Saturday, February 24 , 2018, 4:57 pm | Fair 59º

 
 
 
 
Outdoors

November Marks Beginning of Eagle Season at Cachuma Lake

An adult bald eagle. (Roger Millikan photo)

When people ask me about the type of wildlife I see at Cachuma Lake, they are often surprised to hear that the bald eagle is on the list.

I grew up in Santa Barbara and had never seen a bald eagle in the wild until going on an Eagle Cruise at Cachuma Lake when I was twenty five. Now, having worked at Cachuma Lake as a Santa Barbara County Park Naturalist for over three years, leading weekly nature cruises, I have enjoyed countless observations of this magnificent bird.

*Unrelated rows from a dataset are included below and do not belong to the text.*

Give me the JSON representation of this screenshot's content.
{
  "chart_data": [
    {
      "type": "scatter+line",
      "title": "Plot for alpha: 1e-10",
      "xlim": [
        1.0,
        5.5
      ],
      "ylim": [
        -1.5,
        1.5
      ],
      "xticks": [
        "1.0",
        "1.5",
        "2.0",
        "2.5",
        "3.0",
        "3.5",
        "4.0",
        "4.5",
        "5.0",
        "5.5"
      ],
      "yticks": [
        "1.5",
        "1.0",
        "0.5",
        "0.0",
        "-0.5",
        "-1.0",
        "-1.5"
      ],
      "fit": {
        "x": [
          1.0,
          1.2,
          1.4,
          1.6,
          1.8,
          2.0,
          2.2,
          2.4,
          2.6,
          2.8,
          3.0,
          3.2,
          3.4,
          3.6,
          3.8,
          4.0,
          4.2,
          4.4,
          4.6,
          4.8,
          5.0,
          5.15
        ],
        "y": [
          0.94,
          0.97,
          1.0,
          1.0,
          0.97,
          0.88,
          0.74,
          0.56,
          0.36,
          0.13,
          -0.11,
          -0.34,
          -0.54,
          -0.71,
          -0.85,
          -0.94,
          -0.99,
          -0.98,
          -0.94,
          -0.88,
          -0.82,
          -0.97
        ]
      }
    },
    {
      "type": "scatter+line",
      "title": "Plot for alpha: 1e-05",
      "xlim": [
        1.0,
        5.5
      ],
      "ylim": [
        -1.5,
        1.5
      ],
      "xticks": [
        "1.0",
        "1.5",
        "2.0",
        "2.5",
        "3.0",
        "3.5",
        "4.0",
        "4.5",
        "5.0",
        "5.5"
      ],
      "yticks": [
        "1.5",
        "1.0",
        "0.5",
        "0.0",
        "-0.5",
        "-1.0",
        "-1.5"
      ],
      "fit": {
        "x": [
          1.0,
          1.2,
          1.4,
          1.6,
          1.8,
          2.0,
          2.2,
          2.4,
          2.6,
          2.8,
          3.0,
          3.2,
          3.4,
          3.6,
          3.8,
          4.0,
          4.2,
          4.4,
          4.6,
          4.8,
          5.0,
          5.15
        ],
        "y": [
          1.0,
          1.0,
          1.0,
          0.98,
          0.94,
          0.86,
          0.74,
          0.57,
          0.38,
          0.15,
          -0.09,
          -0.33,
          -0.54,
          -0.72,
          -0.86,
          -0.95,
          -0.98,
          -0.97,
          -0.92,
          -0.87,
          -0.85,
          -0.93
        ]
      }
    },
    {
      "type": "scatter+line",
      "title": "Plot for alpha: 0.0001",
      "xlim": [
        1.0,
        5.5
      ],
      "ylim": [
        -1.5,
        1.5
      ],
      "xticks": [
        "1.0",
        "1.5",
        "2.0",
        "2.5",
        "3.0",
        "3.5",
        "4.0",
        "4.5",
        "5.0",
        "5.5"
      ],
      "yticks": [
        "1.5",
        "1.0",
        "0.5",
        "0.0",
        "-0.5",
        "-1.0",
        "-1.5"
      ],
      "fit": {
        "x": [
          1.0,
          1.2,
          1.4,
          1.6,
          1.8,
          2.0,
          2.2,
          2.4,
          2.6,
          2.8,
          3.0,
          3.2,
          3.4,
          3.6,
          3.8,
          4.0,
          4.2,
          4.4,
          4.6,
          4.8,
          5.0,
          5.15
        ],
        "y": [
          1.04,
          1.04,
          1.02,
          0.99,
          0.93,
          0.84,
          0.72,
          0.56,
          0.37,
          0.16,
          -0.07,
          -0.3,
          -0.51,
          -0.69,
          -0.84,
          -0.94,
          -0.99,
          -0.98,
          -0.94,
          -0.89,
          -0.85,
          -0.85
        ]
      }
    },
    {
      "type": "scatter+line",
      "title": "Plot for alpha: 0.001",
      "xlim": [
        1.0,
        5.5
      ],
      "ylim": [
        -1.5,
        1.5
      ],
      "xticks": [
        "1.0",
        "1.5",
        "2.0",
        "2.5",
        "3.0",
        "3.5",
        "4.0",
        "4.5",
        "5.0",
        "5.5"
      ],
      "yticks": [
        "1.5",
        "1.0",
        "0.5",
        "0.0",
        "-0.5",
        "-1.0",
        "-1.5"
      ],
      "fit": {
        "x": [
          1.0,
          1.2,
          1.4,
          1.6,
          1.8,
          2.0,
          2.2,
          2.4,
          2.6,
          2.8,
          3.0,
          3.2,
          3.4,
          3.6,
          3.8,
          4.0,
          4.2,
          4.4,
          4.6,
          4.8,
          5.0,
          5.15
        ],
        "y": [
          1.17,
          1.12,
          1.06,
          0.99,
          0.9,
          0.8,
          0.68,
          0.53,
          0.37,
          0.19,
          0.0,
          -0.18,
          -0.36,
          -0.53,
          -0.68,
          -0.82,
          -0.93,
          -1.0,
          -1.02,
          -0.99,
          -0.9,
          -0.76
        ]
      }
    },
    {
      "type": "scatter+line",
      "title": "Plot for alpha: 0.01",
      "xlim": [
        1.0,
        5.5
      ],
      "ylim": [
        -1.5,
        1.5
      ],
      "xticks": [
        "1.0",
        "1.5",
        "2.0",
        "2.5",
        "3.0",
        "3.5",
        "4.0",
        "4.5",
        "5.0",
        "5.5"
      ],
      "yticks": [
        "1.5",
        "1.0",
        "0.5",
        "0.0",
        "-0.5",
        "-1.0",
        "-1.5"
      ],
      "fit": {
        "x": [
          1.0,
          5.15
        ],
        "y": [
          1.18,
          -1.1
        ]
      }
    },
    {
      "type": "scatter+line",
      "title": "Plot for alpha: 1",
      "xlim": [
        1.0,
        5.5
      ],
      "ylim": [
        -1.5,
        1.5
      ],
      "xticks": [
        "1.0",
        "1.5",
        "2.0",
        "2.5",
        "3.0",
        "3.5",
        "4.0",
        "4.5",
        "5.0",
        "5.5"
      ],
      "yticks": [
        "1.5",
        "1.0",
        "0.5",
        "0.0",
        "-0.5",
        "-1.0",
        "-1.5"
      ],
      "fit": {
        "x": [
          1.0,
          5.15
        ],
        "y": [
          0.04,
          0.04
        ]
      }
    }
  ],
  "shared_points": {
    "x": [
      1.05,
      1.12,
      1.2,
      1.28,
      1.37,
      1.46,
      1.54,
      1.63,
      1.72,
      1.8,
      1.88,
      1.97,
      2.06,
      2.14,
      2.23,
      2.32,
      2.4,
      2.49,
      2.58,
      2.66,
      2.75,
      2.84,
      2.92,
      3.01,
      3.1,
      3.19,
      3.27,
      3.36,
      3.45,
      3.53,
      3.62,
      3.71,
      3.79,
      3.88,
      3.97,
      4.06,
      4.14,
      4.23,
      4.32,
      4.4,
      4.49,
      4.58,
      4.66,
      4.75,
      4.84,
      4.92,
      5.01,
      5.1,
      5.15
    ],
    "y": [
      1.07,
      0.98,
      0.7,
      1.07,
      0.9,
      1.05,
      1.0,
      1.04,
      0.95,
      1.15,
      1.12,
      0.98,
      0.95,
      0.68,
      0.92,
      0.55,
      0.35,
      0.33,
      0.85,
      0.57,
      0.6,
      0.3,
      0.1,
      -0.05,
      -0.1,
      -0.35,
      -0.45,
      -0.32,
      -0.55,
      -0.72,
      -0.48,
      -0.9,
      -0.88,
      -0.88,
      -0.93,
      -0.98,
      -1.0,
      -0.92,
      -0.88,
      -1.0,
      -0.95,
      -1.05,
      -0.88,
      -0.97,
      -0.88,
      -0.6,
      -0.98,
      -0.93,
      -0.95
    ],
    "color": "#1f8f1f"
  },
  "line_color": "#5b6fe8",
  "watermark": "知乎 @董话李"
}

There is a pair of resident bald eagles at the lake year-round. Sightings of these two become most common during “Eagle Season,” which runs November through February, a time when migratory, juvenile eagles pass through the area and the resident adult pair must defend their territory.

I have seen as many as eight different eagles during one, two hour Eagle Cruise. Lately, even with the lake at record low levels, eagle sightings are on a weekly basis and there is still enough water to run two hour cruises.

There are occasional cruises during Eagle Season that eagles are nowhere in sight, but that is what the wild is all about. The habitat is free and natural; there is no place we keep them, no call we can make to beckon them and no scheduled daily feeding we can plan to view.

The wilderness of Cachuma Lake is their home and they live by their own rules and routines. Whether perched in a towering oak tree, soaring remarkably high in the vibrant valley sky or plummeting into water in a hunt, sightings are always authentic and wonderful.

The bald eagle (Haliaeetus leucocephalus) is the national symbol and among the largest of birds in North America, with a massive wingspan ranging 6–7 feet in length and the female being typically larger than the male. They are not truly bald; rather, the word derives from an old Greek dialect meaning “white-headed.” 

In many Native American cultures, eagles are considered sacred, mystical messengers, and when you see their statuesque silhouette or powerful pursuit, it is easy to understand why.

Not always revered with such status, eagles were once on the brink of extinction due to loss of habitat, shooting and DDT poisoning. Since the ban of DDT in 1972 and protection laws put in place, bald eagles have made a significant population rebound.

According to the U.S. Fish and Wildlife Service, based on the most recent population figures, there are estimations of at least 9,789 nesting pairs of bald eagles in the lower 48 states. Cachuma Lake is one of the places you can now sometimes see one of these renowned animals.

On every Eagle Cruise, there is an abundance of wildlife to be appreciated. The Mediterranean climate of this region brings a long, hot and dry summer season, which forces wildlife right to the edge of Cachuma Lake for refreshment. And due to the extreme drought in recent years, the water level is over eighty feet low and many of the creeks and streams around the periphery are arid.

Herds of mule deer are a common sighting, typically seen grazing, relaxing in the shade of an oak tree or walking along the shoreline drinking water from the lake. There is always a chance of spotting a fox, coyote, bobcat, black bear or mountain lion from the boat too.

Fall also welcomes a variety of migratory birds. Waterfowl from as far north as Alaska begin to make their way down the Pacific Flyway and find sanctuary at Cachuma Lake for winter.  

In addition to the commonly seen mallards, herons and grebes, we begin to see seasonal diversity. Osprey, also known as “fish eagles,” perch in trees and hunt for fish above the lake, at times crashing into the water to grasp fish with their impressive talons.

White pelicans are another favorable sight for boat passengers, who are always delighted when a pod gracefully soars by, movements in unison. Other recent bird sightings include belted kingfishers, peregrine falcons, American kestrels, red-tailed hawks, northern flickers, northern harriers, buffleheads, wood ducks, teals, mergansers and more.

The boat is equipped with comfortable, padded swivel seats and a canopy for shade. Eagle Cruises are available November through February on Friday, Saturday and Sunday mornings from 10 a.m. – 12 p.m., and Friday and Saturday afternoons from 2–4 p.m.

Reservations are strongly recommended and can be made by calling 805.568.2460 Monday through Friday, and 805.686.5055 Saturday and Sunday.

Cruise fees are $17 for adults and $7 for children ages 12 and under. (Sorry, no children under 4). Park entry is $10 per vehicle.

The park is great for an extended stay or day use and is fully equipped with everything you need for a relaxing lakeside getaway in the great outdoors: Year-round cabin, tent, yurt, and RV camping; boat and kayak rentals; fishing; the Neal Taylor Nature Center; bird watching; hiking; photography; picnic areas and a general store. 

If you are looking to spend some time in nature this fall and winter or to enjoy the gorgeous sights and sounds of the wild, come to Cachuma Lake. You may just get to see an eagle while you are here!

— Rosey Bishop is a park naturalist at Cachuma Lake.